The Coordinator suggested we have a family meeting. I laughed at her. "No way" I said. "Judith will just yell at me and I'll be so embarrassed and nothing will change". But she told me she'd be there and would make sure everyone got a chance to speak. Well we had the meeting. It was pretty tense, and some difficult things were put out into the open, things we should have talked about years ago. But I think they all got the message that I'm still their mother and that I have thoughts and feelings and needs too."
To support Mrs Stone and find a place for her to recuperate safely, the Elder Abuse and Neglect Prevention (EANP) Coordinator pulled together help from the local needs assessment provider, local rest homes, and Work and Income. It was agreed that Mrs Stone would complete her recuperation at a nearby rest home. The EANP Coordinator reported that after just three hours at the rest home, Mrs Stone had laughed more than she had in three months! She left Mrs Stone with a drink in her hand, listening to someone playing the piano and a smile like a Cheshire cat!
When the daughter who had referred Mrs Stone to the EANP Service visited her, Mrs Stone just lifted her glass and grinned. Her daughter was so thrilled and happy, she cried. "I didn't think you would be able to get her out so quickly. You are a miracle worker."

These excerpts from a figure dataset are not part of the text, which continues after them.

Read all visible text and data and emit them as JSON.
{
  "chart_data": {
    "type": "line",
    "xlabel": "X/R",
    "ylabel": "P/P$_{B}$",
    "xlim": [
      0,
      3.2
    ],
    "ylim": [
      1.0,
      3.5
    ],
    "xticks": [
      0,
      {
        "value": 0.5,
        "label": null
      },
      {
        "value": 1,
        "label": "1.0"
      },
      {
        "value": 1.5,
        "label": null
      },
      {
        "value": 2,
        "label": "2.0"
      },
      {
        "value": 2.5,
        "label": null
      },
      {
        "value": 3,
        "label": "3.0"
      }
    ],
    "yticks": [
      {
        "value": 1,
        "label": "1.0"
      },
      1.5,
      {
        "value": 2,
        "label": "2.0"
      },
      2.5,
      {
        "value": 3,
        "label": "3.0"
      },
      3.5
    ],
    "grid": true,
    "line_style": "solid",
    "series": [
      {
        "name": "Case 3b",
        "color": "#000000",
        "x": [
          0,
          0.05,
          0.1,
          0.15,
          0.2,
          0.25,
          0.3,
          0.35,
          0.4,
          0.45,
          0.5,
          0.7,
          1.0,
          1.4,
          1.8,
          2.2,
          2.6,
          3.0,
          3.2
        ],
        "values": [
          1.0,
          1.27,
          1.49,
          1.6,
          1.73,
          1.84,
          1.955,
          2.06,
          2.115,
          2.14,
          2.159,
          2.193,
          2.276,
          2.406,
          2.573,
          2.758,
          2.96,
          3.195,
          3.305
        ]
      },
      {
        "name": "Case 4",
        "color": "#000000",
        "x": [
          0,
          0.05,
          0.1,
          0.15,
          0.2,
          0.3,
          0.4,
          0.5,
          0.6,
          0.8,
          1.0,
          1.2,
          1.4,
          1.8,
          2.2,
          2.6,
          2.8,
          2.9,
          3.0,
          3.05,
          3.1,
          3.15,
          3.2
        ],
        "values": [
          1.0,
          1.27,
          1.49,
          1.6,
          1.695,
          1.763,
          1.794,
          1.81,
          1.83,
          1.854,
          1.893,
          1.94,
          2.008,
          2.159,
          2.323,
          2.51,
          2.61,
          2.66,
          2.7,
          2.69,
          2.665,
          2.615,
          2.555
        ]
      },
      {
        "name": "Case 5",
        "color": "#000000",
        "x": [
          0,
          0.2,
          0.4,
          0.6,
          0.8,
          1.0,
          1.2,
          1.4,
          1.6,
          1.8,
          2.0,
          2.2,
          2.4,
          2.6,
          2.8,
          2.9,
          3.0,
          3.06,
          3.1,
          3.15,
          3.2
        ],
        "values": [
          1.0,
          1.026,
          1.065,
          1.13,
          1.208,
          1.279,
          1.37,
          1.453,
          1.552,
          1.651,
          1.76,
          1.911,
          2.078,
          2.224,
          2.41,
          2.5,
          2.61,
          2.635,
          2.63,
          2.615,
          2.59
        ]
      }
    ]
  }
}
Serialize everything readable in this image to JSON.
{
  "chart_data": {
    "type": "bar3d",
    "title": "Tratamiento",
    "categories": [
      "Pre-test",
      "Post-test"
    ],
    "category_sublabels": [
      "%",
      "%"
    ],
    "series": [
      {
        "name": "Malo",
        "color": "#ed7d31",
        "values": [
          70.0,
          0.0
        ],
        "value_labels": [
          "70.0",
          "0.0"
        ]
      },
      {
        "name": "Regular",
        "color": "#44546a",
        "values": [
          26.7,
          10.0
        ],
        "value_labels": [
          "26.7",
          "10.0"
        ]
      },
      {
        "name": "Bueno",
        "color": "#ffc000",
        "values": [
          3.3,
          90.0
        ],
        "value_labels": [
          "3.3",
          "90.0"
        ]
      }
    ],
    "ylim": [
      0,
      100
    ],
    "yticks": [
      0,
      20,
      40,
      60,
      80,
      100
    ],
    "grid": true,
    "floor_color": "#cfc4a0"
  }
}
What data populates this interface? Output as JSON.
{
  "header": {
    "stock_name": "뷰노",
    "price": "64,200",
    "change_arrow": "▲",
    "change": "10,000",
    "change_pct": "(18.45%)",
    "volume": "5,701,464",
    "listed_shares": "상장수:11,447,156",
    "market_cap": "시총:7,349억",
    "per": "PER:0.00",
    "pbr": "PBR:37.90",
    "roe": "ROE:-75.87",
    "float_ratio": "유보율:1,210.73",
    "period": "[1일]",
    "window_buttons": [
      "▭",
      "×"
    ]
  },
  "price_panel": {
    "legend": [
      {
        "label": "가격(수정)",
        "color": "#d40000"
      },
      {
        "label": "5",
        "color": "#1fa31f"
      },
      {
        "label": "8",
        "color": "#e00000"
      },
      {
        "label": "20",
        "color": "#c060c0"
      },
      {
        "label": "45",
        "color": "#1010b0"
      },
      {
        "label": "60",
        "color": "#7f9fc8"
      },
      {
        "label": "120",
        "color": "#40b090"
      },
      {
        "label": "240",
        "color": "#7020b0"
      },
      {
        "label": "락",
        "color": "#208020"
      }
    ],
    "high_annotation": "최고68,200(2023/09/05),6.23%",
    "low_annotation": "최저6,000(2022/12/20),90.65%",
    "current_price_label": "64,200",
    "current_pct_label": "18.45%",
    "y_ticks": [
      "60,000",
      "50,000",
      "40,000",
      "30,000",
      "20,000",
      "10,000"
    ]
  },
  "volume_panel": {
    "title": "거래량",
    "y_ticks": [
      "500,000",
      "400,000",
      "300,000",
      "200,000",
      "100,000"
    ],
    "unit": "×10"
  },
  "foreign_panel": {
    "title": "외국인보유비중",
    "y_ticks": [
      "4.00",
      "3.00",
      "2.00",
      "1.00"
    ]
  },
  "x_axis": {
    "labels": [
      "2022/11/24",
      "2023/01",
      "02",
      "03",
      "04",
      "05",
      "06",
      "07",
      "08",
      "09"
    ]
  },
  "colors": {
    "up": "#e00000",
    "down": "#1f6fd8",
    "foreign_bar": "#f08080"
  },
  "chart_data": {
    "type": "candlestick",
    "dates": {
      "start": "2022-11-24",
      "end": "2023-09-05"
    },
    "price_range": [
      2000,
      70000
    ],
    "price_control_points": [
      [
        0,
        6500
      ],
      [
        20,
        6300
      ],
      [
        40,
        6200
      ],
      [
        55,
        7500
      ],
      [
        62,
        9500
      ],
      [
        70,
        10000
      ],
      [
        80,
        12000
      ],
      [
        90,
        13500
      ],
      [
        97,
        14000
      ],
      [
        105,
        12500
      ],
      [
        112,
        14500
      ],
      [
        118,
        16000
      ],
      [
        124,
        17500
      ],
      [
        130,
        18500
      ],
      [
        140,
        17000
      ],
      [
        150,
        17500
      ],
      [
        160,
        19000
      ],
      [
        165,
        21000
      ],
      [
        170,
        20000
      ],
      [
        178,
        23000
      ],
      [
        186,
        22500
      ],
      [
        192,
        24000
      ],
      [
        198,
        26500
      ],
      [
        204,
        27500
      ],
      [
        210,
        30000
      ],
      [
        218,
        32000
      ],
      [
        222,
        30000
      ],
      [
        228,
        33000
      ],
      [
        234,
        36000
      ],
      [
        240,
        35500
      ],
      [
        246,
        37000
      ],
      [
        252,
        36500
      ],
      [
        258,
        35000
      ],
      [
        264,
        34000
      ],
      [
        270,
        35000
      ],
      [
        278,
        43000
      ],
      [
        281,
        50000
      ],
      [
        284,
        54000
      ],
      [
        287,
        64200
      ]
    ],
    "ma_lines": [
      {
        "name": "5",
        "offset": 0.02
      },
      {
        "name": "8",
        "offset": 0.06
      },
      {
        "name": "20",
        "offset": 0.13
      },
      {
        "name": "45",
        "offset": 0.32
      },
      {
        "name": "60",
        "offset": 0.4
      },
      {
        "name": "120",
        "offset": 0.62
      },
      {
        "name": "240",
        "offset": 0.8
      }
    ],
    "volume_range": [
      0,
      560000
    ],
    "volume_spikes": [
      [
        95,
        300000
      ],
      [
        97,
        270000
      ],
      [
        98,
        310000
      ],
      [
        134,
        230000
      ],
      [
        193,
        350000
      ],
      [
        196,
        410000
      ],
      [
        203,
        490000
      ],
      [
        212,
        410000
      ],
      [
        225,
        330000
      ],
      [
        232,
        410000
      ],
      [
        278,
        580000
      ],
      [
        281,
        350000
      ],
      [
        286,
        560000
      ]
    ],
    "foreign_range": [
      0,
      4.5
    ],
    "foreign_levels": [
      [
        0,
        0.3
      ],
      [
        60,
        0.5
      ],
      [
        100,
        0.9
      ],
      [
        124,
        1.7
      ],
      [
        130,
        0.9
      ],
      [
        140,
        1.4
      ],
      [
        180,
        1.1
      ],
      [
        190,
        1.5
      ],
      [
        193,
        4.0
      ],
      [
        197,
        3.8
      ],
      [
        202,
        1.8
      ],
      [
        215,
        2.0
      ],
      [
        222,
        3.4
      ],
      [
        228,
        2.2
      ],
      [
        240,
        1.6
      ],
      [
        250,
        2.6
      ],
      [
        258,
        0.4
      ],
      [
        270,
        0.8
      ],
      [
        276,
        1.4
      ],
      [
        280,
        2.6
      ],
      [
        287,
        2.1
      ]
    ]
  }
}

Pansy's Story (as told by an Elder Abuse and Neglect Prevention Service Coordinator)
78 year old Pansy was in a really unsafe position due to her family members' drug and alcohol abuse. When I met her I realised straight away that we were going to have to take some radical measures to get her safe and keep her that way.
Unfortunately the house was rented by one of her sons, so trespass orders and the like weren't an option. Instead I worked with our local Council housing team. We found her a new place to live. We got her an unlisted phone number and had her name taken off the Electoral Roll so she would be harder to find. Pansy and I talked through other things we could do together, to make sure people looked out for her, and that if her family did find her again, she had some strategies to keep herself safe. "Girl, I can't thank you enough. I feel safe and happy for the first time in a long time - you're the tops!"